Cuentos de la colonia surrealista
Peor que mil taladros
La ola que se levanta violentamente empapa a los peatones que caminan tranquilamente por la acera.
El brusco enfrenón que la ha causado no ha sido accidental, sino planeado, con toda la intención de mojarlos. El conductor lo ha hecho a propósito. Está feliz, exultante. Ha concluido sus estudios universitarios con las mejores calificaciones y ha decidido festejarlo divirtiéndose toda la noche. Mañana presentará su examen de Grado. Un trámite solamente, una formalidad con sinodales y evento protocolario que debe de cubrir. Es el mejor y lo sabe; sus maestros le auguran un éxito rotundo pues nunca ha habido un alumno tan brillante como él. Y por ello es que ha decidido comenzar el festejo desde ahora. Nada importa. Sólo importa él. Y sus amigos, que están ahí para festejarlo.

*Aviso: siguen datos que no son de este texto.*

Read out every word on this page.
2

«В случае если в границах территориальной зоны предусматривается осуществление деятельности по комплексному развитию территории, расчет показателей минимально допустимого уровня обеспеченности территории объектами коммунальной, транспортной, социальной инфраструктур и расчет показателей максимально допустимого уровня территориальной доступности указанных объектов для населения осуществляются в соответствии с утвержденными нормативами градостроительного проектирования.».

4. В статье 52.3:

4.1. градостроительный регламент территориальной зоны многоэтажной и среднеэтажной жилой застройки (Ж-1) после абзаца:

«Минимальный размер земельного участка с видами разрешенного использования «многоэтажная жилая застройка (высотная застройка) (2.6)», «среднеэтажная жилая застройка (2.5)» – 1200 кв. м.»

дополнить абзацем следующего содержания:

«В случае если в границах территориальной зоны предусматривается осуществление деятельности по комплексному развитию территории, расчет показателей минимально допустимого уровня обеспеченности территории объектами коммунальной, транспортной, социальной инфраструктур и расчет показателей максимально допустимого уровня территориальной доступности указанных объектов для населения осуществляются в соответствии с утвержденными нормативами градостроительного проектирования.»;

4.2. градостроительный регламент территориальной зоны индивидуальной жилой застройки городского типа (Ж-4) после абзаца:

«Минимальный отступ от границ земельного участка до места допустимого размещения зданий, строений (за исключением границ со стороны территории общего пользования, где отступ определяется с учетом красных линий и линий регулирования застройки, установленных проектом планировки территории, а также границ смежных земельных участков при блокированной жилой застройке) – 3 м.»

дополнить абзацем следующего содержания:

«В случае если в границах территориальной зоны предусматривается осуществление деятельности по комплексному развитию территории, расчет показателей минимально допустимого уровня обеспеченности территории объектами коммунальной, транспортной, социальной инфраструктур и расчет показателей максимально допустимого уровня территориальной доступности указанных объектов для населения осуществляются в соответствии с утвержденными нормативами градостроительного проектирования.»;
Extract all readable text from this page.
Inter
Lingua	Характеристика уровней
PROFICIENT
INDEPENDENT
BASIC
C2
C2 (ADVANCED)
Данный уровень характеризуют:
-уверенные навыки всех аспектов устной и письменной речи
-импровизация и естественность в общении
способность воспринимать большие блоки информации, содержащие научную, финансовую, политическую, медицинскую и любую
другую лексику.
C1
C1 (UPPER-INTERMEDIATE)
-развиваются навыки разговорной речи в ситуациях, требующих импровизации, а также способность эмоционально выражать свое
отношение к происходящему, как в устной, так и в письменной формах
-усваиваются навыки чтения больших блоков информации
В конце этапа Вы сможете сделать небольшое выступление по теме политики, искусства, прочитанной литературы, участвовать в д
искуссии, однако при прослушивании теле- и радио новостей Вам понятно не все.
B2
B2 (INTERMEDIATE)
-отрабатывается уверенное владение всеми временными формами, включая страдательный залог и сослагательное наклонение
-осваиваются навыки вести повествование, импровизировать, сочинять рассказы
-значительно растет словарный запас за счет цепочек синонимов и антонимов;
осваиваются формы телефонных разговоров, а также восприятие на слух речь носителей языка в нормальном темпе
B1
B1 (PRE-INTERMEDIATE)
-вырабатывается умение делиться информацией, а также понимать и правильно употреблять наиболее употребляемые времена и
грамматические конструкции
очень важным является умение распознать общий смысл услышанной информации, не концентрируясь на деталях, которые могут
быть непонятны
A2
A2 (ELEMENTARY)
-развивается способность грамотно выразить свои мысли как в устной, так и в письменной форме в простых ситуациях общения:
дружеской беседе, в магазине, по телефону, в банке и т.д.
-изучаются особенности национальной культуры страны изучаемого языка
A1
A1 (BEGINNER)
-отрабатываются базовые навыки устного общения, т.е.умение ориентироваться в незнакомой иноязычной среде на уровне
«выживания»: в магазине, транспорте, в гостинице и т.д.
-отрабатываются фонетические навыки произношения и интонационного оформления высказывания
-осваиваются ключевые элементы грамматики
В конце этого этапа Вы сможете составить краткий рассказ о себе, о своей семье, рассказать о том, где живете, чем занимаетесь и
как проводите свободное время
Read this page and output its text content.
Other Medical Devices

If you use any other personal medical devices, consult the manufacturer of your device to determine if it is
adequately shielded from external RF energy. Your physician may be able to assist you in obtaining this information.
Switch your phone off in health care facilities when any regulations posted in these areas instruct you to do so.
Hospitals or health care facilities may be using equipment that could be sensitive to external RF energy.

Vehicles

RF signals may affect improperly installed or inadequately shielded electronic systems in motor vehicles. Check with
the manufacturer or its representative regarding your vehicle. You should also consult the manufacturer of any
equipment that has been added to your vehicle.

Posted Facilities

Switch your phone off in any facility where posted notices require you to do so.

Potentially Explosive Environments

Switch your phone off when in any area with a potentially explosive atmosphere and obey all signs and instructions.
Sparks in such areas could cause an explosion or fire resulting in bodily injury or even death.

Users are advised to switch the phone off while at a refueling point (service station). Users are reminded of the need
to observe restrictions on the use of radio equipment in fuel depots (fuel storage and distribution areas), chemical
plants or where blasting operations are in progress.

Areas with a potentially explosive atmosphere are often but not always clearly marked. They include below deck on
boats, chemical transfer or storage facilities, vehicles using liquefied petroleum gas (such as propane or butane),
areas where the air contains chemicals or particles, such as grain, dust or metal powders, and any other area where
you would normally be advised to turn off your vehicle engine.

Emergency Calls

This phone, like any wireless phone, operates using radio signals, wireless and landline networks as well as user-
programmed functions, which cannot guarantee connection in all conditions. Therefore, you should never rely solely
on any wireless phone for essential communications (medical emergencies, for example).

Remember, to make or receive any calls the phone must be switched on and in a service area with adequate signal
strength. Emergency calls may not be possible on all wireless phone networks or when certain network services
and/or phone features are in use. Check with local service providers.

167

De manera que, cuando ve a los peatones que, cuidándose de la lluvia, caminan lo más alejados del arroyo vehicular, él ni tardo ni perezoso acelera lo más que puede para frenar en seco justo en el charco que se ha formado en el crucero, provocando así la violenta ola que da inicio a este relato.
Ríe. El alcohol ha comenzado a hacer efecto y por ello se ha atrevido a hacer algo que sobrio no haría. Sus acompañantes lo celebran. El semáforo está en rojo y todos ríen su ocurrencia.
Como se ha mencionado anteriormente, no ha sido un accidente y el conductor del coche de al lado lo ve e, indignado, baja la ventanilla para censurar su acción y defender a los pobres peatones.
Se trata de un anciano calvo, enjuto y chaparro, de cejas muy pobladas, lentes gruesos y frente amplísima. Obviamente no lo toman en serio. Lo insultan, se burlan de su aspecto, difícil de olvidar, y rematan haciéndole señas obscenas con la mano cuando el semáforo cambia a verde y se alejan de ahí a toda velocidad.
La noche es joven, como él, y decide pasar el resto de la misma en el interior de un bar al que suele acudir los fines de semana. Ya es conocido por la hostess y el barista por lo que resulta toda una sorpresa para ellos verlo en ese estado de ebriedad y notar cómo dicho estado va en aumento. Pero comprenden; está festejando, está feliz y celebran su festejo. Las copas van y vienen y pronto los pedidos de copas se convierten en pedidos de botellas y la alegría festiva se trastoca en altanería pedante, especialmente hacia el mesero, que es nuevo, y que no puede seguir a la perfección el ritmo del festejo. Al no poder entender ni satisfacer al momento sus deseos y caprichos etílicos, el festejado lo insulta, lo ofende, lo humilla y, era de esperarse, la noche termina en golpes.
O en connato de golpes, la verdad sea dicha, pues debido a su grado de ebriedad no alcanza a atinar el puñetazo que lanza al mesero y termina tropezando sobre la mesa, tirando las botellas, las copas y su dignidad.
Naturalmente lo sacan del bar, no tomarán represalias, por tratarse de un viejo cliente, pero le prohíben el regreso. Sus amigos deciden llevarlo a casa a que duerma un par de horas y se prepare para su examen.
La resaca es dura, muy dura. Casi no recuerda nada y la cabeza le punza, a decir de él, peor que mil taladros, sobre todo cuando la gente habla. Pero hay que hacerlo, hay que cumplir con esta última formalidad y, por tanto, aguanta estoico la resaca al igual que sus amigos, que le acompañan, mientras hacen las presentaciones de los sinodales que evaluarán al candidato.
-Buenos días, señor Martínez -dice el sinodal principal; un anciano calvo, enjuto y chaparro, de cejas muy pobladas, lentes gruesos y frente amplísima, en un tono de voz que por alguna razón le resulta amenazante y muy familiar. -Bienvenido a su examen de Grado.